The galleries on his site, Fericstudio, are divided into Fevolution I, Fevoultion II and Inside Out. The later contains animated pieces as well as stills from a longer animation by that title. (There is a link to a video, but I couldn’t get it to come up in Safari or Firefox for Mac.)

In the still image galleries, many of the drawings have options to view enlargements or image variations.

[Link via Netdiver]

Stephen Rothwell

Stephen Rothwell - Dark House Quarter
In 1934 Max Ernst published a Une Semaine de Bonté (A Week of Kindness), a Surrealist novel in collage. Ernst created his work, which I think is one of the earliest works that could be called a “graphic novel”, by painstakingly cutting out images from engraved catalog and periodical illustrations and arranging them in fascinating, sometimes jarring scenes that reel out into a dreamlike, subconscious narrative.

Modern computer technology makes the process of image based or photo-collage considerably simpler (as I can attest from my forays into X-acto knife and rubber cement collage as a teenager), but creating good, effective collage is still a challenge to the creative eye and imagination. (See my post on the remarkable photo-collages of Emily Allchurch).

Stephen Rothwell, about whom I can find little other information on the web, has created a modern collage story in a similar spirit to Ernst called Dark House Quarter. Rothwell draws on archival photographs rather then engravings, but with a similar tone of staid images from former years rendered asunder by their dream state juxtapositions.

Rothwell, like Ernst, matches his source imagery in a way that produces pictures that feel consistent and whole within themselves. Rothwell’s compostions are sometimes in sepia tones and sometimes in color that has been added to black and white images.

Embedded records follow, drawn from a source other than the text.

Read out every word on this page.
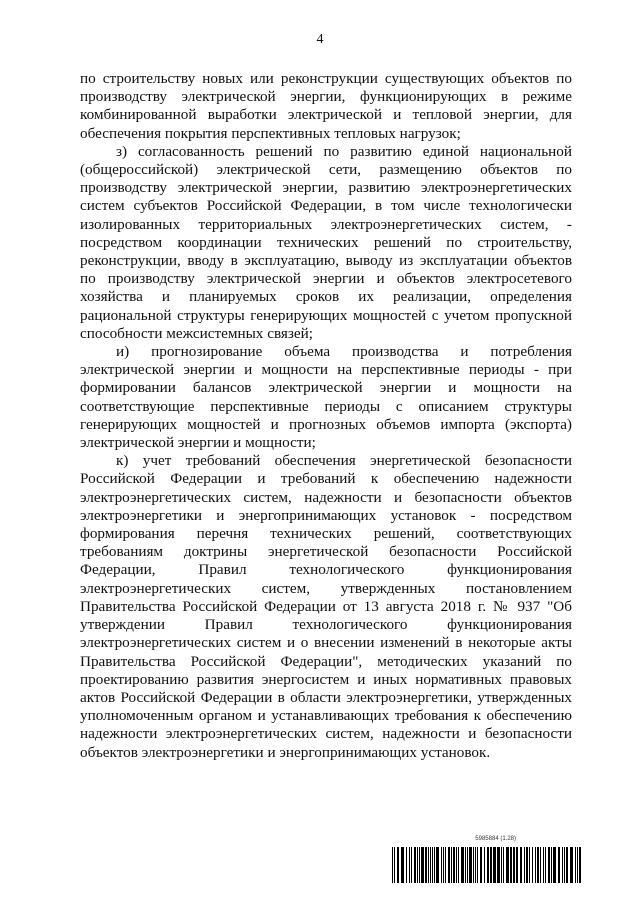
4

по строительству новых или реконструкции существующих объектов по производству электрической энергии, функционирующих в режиме комбинированной выработки электрической и тепловой энергии, для обеспечения покрытия перспективных тепловых нагрузок;

з) согласованность решений по развитию единой национальной (общероссийской) электрической сети, размещению объектов по производству электрической энергии, развитию электроэнергетических систем субъектов Российской Федерации, в том числе технологически изолированных территориальных электроэнергетических систем, - посредством координации технических решений по строительству, реконструкции, вводу в эксплуатацию, выводу из эксплуатации объектов по производству электрической энергии и объектов электросетевого хозяйства и планируемых сроков их реализации, определения рациональной структуры генерирующих мощностей с учетом пропускной способности межсистемных связей;

и) прогнозирование объема производства и потребления электрической энергии и мощности на перспективные периоды - при формировании балансов электрической энергии и мощности на соответствующие перспективные периоды с описанием структуры генерирующих мощностей и прогнозных объемов импорта (экспорта) электрической энергии и мощности;

к) учет требований обеспечения энергетической безопасности Российской Федерации и требований к обеспечению надежности электроэнергетических систем, надежности и безопасности объектов электроэнергетики и энергопринимающих установок - посредством формирования перечня технических решений, соответствующих требованиям доктрины энергетической безопасности Российской Федерации, Правил технологического функционирования электроэнергетических систем, утвержденных постановлением Правительства Российской Федерации от 13 августа 2018 г. № 937 "Об утверждении Правил технологического функционирования электроэнергетических систем и о внесении изменений в некоторые акты Правительства Российской Федерации", методических указаний по проектированию развития энергосистем и иных нормативных правовых актов Российской Федерации в области электроэнергетики, утвержденных уполномоченным органом и устанавливающих требования к обеспечению надежности электроэнергетических систем, надежности и безопасности объектов электроэнергетики и энергопринимающих установок.

5985884 (1.28)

Also like his Surrealist predecessors, Rothwell intends for his images to provoke and disturb, but I never get the feeling he’s going for the cheap shock value present in some of the lowbrow art and so-called “Pop Surrealism” that is currently popular.

The narrative, such as it is, is more subconscious than overt. Apparently something bad has happened, or is happening, perhaps war. The images, though, are fascinating, each one a tableaux of disparate components that fit together with emotive effect.